No company, aside from Immunex/Amgen, was successful in developing more than a single drug from scratch during this time period. Of the twelve companies that were successful in getting a drug approved, only Seattle Genetics, Omeros, and Cell Therapeutics (now known as CTI Biopharma) remain independent and based in Seattle. All three companies are publicly traded, and each of them lost money last year. Note also that the worldwide sales of drugs in 2014 that were discovered or developed in Seattle cover a huge range (over 3 orders of magnitude), from less than $7 million per year (Pixuvri) to more than $8.78 billion per year (etanercept).
What’s abundantly clear to even the casual observer is that biotechnology is a very tough business. Some drugs will not recover their development costs and become profitable even if you can get them approved. Looking ahead, future drug development prospects in Seattle (and elsewhere) should be better than what has been achieved in the past. The industry has matured and many companies have better focused their discovery efforts.

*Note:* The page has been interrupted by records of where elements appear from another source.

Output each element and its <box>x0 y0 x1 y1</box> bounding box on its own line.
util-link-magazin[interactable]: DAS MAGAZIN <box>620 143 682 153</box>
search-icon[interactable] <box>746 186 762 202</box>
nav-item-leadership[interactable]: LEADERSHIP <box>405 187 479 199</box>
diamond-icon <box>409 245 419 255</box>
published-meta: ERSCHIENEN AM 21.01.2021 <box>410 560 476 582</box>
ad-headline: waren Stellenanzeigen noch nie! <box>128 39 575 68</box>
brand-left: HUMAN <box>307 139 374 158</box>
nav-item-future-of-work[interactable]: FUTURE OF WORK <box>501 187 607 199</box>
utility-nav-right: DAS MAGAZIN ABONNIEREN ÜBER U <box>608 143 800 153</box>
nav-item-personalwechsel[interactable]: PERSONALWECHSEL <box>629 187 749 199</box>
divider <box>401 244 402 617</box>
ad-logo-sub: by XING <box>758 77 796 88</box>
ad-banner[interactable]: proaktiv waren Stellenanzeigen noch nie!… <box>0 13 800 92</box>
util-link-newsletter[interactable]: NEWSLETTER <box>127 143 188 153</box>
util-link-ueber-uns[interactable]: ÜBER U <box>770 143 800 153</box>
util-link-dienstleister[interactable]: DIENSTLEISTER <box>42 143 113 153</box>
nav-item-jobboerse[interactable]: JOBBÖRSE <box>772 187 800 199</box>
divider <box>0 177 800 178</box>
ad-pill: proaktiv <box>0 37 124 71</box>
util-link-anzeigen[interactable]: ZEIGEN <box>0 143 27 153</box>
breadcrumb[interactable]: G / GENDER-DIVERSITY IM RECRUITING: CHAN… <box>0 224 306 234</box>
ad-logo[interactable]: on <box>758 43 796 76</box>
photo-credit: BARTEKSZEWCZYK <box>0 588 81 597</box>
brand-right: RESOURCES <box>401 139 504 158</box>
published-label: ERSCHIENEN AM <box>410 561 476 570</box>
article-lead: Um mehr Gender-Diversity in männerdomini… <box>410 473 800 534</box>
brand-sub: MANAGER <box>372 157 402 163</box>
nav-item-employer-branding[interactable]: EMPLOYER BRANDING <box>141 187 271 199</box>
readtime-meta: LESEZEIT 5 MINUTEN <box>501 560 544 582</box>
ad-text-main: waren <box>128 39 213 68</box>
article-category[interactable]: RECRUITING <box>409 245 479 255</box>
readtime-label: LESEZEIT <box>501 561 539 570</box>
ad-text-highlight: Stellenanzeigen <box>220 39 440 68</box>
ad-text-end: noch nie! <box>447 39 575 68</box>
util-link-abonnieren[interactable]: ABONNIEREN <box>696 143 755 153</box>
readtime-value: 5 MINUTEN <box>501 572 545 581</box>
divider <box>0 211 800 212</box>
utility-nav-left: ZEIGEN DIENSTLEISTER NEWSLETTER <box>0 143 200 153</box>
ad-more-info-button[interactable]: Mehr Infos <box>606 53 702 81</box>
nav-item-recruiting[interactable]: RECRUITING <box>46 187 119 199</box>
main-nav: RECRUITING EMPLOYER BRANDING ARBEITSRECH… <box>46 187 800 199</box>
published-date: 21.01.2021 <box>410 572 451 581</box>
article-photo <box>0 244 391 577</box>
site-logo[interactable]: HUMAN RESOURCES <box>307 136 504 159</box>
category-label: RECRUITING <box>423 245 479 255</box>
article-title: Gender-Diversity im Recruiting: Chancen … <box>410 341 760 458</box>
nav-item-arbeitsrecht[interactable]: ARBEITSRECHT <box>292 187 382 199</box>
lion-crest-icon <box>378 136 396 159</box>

Having said that, I believe that future successes will depend on four primary factors:
First, researchers must continue to acquire an in-depth understanding of the biology that is involved in the disease process. Everything flows from the basic and applied research that represents the combined efforts of investigators worldwide. These discoveries are likely to increasingly arise from academia as R&D-based businesses are transformed into A&D (acquisition and development) companies. Second, technological breakthroughs are needed that will enable the conversion of biological insights into innovative medicines. Third, significant business acumen is required to turn biologically effective molecules into FDA approvable drugs. Finally, sufficient financial resources are required to fund each of these efforts for an ample length of time in order to achieve success. The challenges are many, but the prospects for the development of new drugs have never been brighter.